Why I switched the cheap default to Gemini
If you build with Claude, you probably default to Haiku for cheap, high-volume background work. I did the same for an image-transcription feature in my Bluesky tooling: Haiku 4.5 for routine scanning, Opus 4.7 for interactive. Both Anthropic.
| alias | latency | $/image | chord-token recall |
|---|---|---|---|
gemini-2.5-flash-lite |
~8s | $0.001 | 95% |
gemini-2.5-flash |
~10s | $0.003 | 100% |
gemini-3.5-flash |
~10s | $0.014 | 100% |
claude-haiku-4-5 |
~7s | $0.008 | 18% |
claude-opus-4-7 |
~20s | $0.12 | 91% |
Gemini 2.5 Flash-Lite — Google's cheapest production model at $0.10/$0.40 per million tokens — recalled 21 of 22 chord tokens from a dense chord-detection table. Haiku at eight times the cost recalled 4 of 22.

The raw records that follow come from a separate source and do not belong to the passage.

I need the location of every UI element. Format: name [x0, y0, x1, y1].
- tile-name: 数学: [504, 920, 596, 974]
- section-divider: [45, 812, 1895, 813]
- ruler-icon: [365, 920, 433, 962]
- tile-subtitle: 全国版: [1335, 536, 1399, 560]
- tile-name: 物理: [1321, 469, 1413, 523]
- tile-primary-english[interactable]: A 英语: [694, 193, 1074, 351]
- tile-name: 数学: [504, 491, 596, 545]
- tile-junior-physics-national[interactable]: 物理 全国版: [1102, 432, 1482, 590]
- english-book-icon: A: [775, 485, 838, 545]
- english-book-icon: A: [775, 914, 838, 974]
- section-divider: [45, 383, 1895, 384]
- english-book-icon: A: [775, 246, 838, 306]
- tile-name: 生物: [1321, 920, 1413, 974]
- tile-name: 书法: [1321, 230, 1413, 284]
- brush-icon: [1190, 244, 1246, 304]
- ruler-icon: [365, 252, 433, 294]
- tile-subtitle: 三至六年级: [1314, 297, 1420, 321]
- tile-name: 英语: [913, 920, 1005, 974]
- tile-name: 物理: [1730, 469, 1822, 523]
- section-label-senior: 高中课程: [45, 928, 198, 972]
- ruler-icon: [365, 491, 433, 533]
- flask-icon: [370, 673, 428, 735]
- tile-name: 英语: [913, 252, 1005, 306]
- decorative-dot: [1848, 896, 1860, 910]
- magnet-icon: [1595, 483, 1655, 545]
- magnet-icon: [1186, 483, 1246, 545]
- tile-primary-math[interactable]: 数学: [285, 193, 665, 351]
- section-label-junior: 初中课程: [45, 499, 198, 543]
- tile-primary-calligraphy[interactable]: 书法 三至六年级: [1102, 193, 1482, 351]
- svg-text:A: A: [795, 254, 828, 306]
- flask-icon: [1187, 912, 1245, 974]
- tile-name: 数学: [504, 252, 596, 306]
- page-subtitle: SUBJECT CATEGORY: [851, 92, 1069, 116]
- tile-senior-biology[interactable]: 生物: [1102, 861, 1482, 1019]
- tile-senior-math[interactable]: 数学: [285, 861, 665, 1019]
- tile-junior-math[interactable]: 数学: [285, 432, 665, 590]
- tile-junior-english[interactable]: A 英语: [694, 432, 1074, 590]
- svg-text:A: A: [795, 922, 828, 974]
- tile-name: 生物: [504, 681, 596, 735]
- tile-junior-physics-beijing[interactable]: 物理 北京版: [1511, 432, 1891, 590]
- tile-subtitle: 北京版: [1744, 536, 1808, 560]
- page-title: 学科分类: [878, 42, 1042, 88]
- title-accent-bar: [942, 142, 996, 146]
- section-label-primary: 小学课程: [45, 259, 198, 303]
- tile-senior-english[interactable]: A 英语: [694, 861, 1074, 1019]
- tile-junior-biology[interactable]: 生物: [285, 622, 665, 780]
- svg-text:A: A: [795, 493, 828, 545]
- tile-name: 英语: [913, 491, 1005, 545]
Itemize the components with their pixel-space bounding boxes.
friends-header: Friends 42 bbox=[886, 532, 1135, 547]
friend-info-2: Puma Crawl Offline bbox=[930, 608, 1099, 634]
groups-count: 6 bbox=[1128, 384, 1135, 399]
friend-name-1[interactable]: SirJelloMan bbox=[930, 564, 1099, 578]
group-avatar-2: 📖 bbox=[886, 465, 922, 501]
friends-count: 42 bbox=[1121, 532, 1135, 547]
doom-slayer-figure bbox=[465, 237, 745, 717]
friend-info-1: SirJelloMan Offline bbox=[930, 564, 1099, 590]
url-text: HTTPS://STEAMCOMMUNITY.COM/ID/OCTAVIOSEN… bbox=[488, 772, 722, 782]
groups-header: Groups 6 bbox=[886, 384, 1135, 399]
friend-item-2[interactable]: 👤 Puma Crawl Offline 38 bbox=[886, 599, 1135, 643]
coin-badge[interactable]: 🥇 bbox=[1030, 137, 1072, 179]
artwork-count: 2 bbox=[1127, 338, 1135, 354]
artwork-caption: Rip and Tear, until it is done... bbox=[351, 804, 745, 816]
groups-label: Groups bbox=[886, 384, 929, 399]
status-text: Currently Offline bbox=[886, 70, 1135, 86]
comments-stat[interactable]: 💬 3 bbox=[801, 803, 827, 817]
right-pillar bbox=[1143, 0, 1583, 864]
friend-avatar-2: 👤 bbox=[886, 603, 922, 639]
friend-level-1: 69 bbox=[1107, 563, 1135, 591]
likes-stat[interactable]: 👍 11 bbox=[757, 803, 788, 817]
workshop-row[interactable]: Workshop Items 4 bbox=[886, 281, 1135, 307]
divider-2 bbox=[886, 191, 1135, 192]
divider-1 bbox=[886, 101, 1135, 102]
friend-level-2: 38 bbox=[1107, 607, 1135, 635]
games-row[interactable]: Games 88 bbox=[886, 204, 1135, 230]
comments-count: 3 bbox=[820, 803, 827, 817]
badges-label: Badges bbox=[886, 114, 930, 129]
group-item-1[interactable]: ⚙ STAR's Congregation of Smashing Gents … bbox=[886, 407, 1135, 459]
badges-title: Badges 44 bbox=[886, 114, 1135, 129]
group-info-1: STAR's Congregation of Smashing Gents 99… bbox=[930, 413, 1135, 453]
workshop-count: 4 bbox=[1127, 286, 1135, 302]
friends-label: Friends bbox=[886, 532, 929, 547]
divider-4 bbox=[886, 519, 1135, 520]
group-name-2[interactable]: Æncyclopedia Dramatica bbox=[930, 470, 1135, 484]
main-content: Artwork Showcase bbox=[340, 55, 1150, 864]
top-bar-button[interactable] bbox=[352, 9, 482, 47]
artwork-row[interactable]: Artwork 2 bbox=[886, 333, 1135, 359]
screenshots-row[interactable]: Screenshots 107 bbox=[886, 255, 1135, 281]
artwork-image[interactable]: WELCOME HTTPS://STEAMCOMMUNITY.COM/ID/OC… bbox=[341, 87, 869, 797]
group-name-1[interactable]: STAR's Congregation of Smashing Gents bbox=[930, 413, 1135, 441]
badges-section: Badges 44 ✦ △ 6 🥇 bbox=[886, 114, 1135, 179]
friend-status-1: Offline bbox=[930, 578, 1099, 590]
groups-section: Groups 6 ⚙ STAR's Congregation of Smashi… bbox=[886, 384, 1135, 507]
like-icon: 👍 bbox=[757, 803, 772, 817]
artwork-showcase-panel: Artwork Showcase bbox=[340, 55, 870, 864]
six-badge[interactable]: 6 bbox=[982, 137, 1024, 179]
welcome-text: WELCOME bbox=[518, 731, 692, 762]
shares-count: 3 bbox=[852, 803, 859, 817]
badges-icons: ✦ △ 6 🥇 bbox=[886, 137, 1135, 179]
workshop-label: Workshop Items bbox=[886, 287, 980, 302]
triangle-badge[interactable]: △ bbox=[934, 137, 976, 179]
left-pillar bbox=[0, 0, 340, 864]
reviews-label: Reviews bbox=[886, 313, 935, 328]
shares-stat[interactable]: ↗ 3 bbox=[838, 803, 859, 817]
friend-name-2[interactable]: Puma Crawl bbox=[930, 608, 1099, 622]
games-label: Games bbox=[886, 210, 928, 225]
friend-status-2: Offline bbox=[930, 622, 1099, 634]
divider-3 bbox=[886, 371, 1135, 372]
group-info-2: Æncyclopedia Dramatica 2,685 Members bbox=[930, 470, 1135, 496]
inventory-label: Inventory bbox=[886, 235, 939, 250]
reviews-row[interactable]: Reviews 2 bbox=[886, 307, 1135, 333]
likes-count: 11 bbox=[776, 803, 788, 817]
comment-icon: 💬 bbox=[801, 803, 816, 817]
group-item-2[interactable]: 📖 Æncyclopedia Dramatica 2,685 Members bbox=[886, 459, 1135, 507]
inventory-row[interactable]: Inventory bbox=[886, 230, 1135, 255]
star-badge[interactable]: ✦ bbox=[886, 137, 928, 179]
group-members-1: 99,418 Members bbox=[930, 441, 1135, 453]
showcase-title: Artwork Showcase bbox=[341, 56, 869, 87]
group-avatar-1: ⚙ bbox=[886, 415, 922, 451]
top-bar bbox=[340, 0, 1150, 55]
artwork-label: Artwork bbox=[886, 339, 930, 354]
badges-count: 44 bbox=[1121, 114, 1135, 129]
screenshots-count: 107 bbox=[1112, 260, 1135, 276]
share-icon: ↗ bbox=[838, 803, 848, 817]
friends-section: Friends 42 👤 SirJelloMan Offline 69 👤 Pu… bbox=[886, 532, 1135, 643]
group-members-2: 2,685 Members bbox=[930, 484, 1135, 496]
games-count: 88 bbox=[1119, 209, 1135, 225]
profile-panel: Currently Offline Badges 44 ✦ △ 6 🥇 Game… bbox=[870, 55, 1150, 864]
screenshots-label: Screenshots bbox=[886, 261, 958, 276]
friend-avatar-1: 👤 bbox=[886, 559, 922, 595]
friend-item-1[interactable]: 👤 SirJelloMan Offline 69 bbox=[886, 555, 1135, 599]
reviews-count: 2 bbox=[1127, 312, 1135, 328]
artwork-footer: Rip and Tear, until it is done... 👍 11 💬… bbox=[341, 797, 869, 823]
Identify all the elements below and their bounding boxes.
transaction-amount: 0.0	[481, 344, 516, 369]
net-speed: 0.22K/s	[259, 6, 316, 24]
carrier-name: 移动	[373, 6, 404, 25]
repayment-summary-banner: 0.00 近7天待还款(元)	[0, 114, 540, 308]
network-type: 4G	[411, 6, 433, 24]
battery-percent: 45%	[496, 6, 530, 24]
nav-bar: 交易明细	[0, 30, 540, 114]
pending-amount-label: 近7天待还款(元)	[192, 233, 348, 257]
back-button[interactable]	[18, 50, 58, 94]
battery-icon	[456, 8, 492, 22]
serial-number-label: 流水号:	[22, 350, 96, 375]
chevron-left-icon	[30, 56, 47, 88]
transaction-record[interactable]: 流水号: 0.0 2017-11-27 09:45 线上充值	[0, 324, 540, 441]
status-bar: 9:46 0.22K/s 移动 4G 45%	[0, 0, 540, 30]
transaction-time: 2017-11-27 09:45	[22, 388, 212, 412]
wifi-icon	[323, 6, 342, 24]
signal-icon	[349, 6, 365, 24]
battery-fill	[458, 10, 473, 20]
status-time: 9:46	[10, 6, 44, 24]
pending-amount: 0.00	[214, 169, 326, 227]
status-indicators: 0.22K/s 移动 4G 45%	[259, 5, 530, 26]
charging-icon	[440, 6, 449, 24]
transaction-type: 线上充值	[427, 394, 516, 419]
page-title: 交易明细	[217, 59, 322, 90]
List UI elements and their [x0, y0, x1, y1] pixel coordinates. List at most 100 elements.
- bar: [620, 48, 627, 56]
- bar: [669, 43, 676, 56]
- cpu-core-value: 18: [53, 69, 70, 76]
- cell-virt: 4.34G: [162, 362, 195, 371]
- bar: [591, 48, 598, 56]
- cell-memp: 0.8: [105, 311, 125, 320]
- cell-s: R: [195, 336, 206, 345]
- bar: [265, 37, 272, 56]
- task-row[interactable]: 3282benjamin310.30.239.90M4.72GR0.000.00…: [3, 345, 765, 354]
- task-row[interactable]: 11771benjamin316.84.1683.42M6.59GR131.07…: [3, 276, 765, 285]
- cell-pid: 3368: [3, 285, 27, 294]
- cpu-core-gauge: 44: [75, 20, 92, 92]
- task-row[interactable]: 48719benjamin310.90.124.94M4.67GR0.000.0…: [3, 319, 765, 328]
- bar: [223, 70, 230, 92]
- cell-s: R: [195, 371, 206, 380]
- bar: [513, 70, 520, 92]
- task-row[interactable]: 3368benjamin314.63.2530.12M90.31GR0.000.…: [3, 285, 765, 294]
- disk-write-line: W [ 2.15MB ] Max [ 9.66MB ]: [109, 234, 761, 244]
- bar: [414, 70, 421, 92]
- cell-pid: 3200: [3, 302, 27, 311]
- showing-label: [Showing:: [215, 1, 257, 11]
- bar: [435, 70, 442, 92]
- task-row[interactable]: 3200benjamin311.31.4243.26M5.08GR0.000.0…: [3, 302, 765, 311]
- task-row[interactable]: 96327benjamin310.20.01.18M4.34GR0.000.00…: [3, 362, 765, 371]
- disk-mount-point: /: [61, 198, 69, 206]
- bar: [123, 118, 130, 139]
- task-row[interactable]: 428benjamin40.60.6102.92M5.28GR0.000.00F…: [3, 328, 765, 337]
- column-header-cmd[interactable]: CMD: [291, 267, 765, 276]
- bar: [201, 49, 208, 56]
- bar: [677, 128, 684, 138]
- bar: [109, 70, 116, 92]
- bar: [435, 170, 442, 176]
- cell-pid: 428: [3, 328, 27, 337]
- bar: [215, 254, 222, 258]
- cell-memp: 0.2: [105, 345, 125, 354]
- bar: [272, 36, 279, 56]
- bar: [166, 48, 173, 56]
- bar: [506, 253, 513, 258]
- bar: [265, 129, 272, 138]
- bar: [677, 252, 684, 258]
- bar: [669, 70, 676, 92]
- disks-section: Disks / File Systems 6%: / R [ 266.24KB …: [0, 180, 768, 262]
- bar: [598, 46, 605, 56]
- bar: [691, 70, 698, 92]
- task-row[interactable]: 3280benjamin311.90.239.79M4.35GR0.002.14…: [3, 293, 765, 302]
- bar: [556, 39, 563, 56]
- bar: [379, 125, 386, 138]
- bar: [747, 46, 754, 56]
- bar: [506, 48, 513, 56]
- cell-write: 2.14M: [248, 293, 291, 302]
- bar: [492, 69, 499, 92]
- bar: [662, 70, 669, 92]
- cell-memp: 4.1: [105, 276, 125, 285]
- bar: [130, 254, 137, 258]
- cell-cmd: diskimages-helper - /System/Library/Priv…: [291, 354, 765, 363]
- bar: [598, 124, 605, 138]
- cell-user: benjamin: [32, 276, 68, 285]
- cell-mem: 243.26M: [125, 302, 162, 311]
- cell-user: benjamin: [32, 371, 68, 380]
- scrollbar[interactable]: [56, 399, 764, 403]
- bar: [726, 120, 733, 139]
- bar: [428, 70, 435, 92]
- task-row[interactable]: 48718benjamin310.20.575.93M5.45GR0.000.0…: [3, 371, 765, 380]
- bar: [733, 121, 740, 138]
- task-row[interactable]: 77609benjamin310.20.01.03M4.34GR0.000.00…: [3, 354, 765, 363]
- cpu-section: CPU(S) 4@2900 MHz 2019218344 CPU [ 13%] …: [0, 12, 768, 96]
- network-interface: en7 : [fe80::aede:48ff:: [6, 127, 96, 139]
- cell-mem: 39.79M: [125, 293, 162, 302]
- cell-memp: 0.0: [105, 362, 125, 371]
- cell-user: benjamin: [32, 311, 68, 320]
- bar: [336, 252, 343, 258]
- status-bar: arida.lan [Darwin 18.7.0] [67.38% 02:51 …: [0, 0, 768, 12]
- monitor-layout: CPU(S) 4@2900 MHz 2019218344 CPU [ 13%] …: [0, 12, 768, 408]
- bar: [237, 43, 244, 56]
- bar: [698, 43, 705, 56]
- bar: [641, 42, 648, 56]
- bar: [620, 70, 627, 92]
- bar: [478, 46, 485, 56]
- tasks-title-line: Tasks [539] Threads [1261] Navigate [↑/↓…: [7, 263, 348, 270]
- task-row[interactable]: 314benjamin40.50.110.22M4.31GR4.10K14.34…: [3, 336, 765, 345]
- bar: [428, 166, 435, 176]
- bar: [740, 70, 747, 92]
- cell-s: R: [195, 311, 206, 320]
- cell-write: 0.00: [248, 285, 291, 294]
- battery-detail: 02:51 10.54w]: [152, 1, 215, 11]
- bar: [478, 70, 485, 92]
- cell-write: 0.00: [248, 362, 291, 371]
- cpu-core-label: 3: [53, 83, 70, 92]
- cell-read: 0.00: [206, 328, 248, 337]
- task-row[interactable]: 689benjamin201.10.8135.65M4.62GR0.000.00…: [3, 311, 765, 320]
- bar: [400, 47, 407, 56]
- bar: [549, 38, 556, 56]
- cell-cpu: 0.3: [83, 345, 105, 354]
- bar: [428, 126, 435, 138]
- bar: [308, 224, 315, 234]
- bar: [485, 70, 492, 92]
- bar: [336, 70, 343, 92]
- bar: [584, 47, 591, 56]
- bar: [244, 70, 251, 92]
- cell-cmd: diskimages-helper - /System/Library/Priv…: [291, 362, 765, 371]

Haiku wasn't failing to read the image. It was failing to transcribe it. Asked to "preserve structure (tables, columns, ordered lists)," Haiku returned a prose summary with "Sample entries:" and gave up on the rest of the table. The Gemini models — including Lite — copied it out row by row. The gap wasn't OCR capability; it was instruction-following.
Acting on the result needed software work first. Gemini 3.5 Flash, announced at Google I/O on May 19 — four days before this conversation — was unknown to my tooling. The local Gemini library was three months old, missing the new model and a recent API parameter, thinking_level, that controls how much output budget the model spends on internal reasoning. Default is medium, which silently consumes tokens. A max_output_tokens=1000 call returned 160 characters of truncated output and finishReason: MAX_TOKENS — no error.
Two PRs fixed it. One updated the library: added gemini-3.5-flash, threaded thinking_level through (silently dropped for older models that 400 on it), rewrote the model docs to May 2026 reality. The other added five model choices to the bsky image transcriber — three Gemini, two Anthropic — and made gemini-2.5-flash-lite the routine default. 3.5 Flash is in the list too, but Lite is fourteen times cheaper for one less correct token out of 22.